Up until this year I was always a bit cynical of the existence of the ‘Big 4’ in men’s tennis. In my mind, Federer, Nadal and Djokovic were a cut above the rest in the men’s game and had quite comfortably been the three best players of the past decade. They were rarely challenged other than by each other. Then there was Andy Murray. Sure, Murray had produced some great results over a number of years; he had even won Grand Slams. But he always seemed to struggle against the three big names, particularly in Grand Slams.
For me, all this changed after Wimbledon this year. Andy Murray’s second half of 2016 has been quite phenomenal. He backed up his second Wimbledon title with a second Olympic Gold Medal. In addition to these feats, Murray has claimed 3 out of the possible 8 Masters Series titles this year. I was previously critical of Murray for being too passive with his tennis. Since he re-appointed Ivan Lendl as his coach earlier this year, he has become far more aggressive. He goes after his shots, is more attacking in his mindset and has improved his serve significantly.

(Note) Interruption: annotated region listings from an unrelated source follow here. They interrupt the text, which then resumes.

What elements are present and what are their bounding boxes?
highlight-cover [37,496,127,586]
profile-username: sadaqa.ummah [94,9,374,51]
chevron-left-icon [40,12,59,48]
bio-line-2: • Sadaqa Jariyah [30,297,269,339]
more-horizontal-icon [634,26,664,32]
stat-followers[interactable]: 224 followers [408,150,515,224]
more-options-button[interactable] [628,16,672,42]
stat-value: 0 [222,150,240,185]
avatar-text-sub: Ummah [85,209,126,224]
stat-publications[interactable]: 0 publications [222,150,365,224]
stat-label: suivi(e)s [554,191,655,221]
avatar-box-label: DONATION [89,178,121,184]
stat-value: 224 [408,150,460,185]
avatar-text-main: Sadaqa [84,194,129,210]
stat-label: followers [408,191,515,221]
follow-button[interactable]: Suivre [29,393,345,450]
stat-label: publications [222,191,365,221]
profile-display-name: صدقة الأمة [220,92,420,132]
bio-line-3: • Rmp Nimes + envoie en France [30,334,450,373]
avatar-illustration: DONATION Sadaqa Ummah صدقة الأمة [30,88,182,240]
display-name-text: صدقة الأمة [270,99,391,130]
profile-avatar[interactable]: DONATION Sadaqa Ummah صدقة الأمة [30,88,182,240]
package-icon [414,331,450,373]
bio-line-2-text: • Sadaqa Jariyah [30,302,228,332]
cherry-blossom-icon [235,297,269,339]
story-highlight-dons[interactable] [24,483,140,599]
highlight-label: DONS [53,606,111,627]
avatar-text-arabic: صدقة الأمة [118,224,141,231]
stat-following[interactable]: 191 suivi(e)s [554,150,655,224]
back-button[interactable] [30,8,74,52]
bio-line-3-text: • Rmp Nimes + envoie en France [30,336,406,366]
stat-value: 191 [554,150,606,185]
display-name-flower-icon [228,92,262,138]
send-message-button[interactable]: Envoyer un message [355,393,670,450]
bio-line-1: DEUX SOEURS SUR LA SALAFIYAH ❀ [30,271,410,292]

This in addition to his already brilliant court speed, fitness and return of serve have made him a complete player.
Years of persistence have paid off for Murray and he is now a deserving World Number 1. He joins just 25 other professionals who have been crowned the worlds best since the current ranking system was devised in 1973; this includes the likes of Borg, McEnroe, Connors, Lendl, Edberg, Becker, Sampras, Agassi, Federer, Nadal and Djokovic. It’s an illustrious group of names, and he joins them. It was only a few months back when it seemed that Novak Djokovic was destined for a record-breaking period at the top spot, but a dramatic slump in his form, the absence of Federer and Nadal and some superb tennis from Murray has seen him take the top spot against the tide. It has been a terrific effort and there should now be no doubt that he belongs in the ‘Big 4’ – no questions asked.
Murray will look to cap off a wonderful year when he partakes in next week’s ATP World Tour Finals in front of his home crowd in London. Whilst this will be his 8th appearance at the Finals, he has never progressed beyond the semi-final. Given his current form, the stage is perfectly set for him to take a famous victory, consolidate his position at the top of the sport and finish off a great year in the best way possible.